Churches have lots of names - First Presbyterian, Third Baptist, Crossroads, Christ Church, and so forth. But I have yet to hear of a church name that better captures the mission of the church better than a Lutheran church in Denver called The House for All Sinners and Saints, or as they simplify it a bit, “House for All.” And, for them, it isn’t just a name but it is truly how they seek to be in community with one another and beyond their walls. What I love about the name is that it identifies a sense of their reality right from the start - don’t come expecting perfect people. Don’t come expect everything to be in order. Don’t come expecting that all will look the same, act the same, or be the same. Come expecting people who are going to be real, vulnerable, aware of their own brokenness and the brokenness of the world, and also people aware of the welcoming and calling of Jesus who came to “call not the righteous but sinners.”
My personality type is one that wants to project that everything is ok, that I have it all together, that I am competent and in fact even more than competent. I can put up pretty thick walls to hide my true self from others (and even myself). But here’s reality. I’m broken. I struggle. I have days that I wonder what the heck I am doing. I have wounds from the past that rear their heads in the present. I have struggled with depression and anxiety in deep ways and know that I have to daily make choices to stay on the path of health and wholeness. But it has taken me a lot of time and a lot of work to even be able to admit all of that. I am deeply grateful that I can see the healing work of God in my life to be able to come to the point I am today.

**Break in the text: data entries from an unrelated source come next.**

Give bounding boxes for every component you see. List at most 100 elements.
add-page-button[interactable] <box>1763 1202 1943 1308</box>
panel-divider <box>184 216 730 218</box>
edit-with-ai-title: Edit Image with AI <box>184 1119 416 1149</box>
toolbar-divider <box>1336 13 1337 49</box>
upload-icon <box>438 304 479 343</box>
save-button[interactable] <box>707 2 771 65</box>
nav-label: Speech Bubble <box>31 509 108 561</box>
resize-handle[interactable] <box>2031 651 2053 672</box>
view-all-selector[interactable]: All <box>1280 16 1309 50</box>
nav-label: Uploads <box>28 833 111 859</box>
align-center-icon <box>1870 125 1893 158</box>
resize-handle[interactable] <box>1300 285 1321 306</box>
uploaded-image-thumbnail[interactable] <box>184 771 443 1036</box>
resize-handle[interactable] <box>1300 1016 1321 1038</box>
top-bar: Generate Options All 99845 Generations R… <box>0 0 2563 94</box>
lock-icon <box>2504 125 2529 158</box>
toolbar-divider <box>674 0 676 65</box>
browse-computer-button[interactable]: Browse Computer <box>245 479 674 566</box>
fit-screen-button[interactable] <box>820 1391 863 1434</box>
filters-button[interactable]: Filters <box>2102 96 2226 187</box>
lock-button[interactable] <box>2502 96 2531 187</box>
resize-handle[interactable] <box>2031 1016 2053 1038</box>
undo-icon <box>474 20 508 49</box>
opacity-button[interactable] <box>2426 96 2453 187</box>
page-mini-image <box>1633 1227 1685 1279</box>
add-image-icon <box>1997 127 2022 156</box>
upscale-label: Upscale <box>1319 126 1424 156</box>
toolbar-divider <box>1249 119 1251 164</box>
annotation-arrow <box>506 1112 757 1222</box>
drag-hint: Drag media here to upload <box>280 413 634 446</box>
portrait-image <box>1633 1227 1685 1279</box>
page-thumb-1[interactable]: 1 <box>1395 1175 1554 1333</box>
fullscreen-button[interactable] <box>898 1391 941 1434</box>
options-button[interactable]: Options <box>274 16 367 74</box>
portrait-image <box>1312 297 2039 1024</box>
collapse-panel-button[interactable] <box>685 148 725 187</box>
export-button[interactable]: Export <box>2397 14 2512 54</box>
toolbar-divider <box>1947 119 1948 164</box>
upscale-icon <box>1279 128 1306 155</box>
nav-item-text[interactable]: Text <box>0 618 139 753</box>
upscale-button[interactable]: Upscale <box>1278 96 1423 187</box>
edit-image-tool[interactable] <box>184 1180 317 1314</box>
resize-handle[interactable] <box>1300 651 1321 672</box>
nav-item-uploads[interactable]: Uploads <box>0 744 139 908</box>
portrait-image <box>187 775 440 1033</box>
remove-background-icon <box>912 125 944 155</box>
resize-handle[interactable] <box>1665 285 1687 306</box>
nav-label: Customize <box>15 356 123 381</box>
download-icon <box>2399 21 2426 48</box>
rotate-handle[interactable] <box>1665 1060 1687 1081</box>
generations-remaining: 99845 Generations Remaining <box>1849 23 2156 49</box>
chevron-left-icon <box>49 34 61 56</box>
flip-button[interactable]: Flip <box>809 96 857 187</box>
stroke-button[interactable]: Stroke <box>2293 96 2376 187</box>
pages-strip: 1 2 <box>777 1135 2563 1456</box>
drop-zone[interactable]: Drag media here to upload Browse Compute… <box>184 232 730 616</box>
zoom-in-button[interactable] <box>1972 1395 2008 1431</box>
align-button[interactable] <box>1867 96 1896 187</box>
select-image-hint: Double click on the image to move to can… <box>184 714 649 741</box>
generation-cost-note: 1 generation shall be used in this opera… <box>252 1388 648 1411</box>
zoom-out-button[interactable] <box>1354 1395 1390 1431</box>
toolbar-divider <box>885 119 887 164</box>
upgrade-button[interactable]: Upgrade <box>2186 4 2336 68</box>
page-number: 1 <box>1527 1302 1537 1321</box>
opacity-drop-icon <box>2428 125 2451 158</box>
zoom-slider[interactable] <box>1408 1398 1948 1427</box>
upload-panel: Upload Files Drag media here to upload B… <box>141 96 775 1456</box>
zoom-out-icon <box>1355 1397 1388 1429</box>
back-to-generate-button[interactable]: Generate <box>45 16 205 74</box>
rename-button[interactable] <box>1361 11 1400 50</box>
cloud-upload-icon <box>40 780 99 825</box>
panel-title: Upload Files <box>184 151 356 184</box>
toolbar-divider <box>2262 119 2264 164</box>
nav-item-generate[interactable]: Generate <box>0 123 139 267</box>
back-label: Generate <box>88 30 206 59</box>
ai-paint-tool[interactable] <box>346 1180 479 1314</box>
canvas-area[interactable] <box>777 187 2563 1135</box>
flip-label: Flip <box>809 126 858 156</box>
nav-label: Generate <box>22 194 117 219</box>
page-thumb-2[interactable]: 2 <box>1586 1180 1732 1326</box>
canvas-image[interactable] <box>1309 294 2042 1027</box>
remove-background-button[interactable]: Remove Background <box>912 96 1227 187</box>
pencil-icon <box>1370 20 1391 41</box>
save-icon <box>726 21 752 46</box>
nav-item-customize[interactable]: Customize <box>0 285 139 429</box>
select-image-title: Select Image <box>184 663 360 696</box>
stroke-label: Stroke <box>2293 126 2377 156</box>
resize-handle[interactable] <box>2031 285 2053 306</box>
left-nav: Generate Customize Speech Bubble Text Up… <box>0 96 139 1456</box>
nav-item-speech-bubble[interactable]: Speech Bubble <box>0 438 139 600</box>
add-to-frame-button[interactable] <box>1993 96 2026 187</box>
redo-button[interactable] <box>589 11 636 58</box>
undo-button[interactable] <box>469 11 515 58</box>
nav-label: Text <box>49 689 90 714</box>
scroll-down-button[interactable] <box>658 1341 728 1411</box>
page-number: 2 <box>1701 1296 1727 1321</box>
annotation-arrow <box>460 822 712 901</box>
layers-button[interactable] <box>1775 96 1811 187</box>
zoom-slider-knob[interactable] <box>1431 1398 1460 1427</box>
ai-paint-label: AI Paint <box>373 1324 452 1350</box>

I love this picture because it is of part of a prayer labyrinth not far from my house. I’ve been to some of these that are pristine - stones perfect, bricks laid out exactly, no weeds, perfectly manicured. But this one is rough. It has weeds like this one that are in the middle of some of the paths. It is a picture of how way of Jesus is often mixed with thorns and weeds both in what we experience in the world but also in ourselves - saint and sinner at the same time.